What those who are up in arms in Sun Prairie have done is to make it terrifying for teachers to talk about slavery at all, much less racism. I cannot imagine that teachers now won’t hesitate to discuss with their students that slavery, according to the world’s largest modern organization fighting it,  is far from dead, and that there are more people held in slavery today than at any time in human history.

They will certainly be reluctant, and even afraid, now to discuss the complex history of the  particular race-based nature of slavery in the Americas, and, most relevant to us in the U.S., the particular forms it took in colonial, early national, and antebellum America. How are they to equip students for their inevitable and uncomfortable discovery that slavery existed in early modern Africa, and to help them fight back against racist “bothsidesism”? How will they teach that racism in America has a specific history that does so much to explain the nation today, and is only connected to Hammurabi’s day in that slavery is never a good thing?

Most of all, the critics have shamefully modeled to kids how not to read and think rationally and with evidence, the most important skills anyone can take from the study of history. Based on a headline, or a Facebook post, they leapt to the conclusions that the exercise was about American history, and that it had no context that need concern them.

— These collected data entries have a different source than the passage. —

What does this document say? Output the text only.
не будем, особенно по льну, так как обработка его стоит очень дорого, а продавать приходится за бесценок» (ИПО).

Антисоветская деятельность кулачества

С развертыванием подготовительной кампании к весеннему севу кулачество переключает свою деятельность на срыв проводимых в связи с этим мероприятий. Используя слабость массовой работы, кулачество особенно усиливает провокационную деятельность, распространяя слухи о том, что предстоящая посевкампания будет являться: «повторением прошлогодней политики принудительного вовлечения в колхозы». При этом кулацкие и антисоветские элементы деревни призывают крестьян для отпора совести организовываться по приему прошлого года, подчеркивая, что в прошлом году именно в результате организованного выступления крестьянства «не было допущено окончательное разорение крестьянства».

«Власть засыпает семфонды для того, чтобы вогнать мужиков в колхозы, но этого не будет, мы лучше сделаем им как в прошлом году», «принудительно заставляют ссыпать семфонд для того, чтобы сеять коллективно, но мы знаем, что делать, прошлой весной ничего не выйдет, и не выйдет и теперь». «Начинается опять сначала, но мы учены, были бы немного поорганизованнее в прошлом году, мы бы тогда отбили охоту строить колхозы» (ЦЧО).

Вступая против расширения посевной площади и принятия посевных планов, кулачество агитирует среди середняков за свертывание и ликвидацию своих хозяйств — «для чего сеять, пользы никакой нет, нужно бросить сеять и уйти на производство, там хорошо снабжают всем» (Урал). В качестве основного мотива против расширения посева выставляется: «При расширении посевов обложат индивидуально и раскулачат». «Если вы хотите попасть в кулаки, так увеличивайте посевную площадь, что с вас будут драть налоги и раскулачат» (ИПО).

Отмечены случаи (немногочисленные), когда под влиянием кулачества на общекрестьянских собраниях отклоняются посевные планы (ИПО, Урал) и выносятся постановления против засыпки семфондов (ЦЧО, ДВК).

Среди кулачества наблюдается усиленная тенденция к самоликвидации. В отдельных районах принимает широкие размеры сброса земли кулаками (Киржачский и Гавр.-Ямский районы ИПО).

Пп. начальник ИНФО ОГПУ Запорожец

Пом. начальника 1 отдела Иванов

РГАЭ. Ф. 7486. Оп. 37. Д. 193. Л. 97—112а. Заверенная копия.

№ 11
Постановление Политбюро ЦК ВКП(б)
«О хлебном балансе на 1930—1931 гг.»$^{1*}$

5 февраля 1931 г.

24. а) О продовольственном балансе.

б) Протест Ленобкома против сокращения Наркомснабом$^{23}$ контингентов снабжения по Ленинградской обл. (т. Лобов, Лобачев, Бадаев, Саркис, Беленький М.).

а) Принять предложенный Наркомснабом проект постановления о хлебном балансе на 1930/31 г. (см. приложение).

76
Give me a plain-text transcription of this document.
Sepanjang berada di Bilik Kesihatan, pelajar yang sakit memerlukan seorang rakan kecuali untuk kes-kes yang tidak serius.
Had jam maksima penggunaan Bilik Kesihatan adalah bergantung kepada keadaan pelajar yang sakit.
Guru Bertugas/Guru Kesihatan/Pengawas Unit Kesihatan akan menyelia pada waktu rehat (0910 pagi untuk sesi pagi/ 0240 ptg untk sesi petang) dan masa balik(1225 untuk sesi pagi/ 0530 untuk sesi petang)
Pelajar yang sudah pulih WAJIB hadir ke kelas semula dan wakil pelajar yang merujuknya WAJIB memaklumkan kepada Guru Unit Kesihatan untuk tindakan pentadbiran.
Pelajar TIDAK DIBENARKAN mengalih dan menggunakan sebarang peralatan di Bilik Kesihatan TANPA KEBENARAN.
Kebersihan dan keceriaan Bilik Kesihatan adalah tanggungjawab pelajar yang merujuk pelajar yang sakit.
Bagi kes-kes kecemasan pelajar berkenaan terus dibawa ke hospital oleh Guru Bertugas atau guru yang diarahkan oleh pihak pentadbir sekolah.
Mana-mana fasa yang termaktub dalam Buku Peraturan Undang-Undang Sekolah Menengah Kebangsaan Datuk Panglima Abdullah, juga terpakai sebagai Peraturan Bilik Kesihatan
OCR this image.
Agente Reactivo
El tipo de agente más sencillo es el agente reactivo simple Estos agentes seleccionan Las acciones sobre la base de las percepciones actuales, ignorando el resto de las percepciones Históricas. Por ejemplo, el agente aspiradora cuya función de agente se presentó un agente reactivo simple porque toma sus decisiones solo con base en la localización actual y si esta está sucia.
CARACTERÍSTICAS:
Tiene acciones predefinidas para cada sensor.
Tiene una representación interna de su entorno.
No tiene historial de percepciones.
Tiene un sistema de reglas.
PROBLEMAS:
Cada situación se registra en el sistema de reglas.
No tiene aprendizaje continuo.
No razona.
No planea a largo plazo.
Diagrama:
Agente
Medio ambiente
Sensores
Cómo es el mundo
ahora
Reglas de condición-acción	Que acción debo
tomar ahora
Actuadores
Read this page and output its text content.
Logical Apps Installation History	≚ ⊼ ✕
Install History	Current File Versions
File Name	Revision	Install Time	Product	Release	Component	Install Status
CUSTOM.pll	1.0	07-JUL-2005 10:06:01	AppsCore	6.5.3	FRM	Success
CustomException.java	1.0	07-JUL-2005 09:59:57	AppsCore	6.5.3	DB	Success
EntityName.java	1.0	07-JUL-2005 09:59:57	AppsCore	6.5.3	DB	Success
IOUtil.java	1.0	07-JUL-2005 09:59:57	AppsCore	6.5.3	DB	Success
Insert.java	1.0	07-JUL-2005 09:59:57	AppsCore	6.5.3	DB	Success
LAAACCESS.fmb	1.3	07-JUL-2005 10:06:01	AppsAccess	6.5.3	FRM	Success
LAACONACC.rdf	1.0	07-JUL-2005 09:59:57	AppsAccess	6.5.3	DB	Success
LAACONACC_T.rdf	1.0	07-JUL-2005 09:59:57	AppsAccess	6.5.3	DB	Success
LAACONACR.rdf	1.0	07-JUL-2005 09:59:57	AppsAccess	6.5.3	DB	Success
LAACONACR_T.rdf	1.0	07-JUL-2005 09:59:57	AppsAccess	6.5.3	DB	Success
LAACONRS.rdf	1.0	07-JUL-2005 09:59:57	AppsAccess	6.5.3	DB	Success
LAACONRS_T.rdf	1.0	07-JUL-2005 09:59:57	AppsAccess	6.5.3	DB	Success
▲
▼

And let’s be clear: The critics are not just random members of the public. They are administrators, and school board members and journalists (whose coverage, frankly, has been pathetic). They have humiliated, implicitly shamed as racist, and suspended the teachers who innocently assigned this mediocre worksheet. They have refused to consider the context. They have not consulted historians. Instead have leapt on a performative bandwagon, and done real harm to the relationships between kids and teachers, and between everyone and historical truth.  In short, they have modeled the kind of nonsense in American education that I have been working against for years. 

Annette Laing, PhD, is an academic historian of early America and the Atlantic World. She was formerly a tenured professor at Georgia Southern University, where she was a member of the department of history and the Africana Studies program faculty. She is the author of The Snipesville Chronicles series of MG/YA time-travel novels.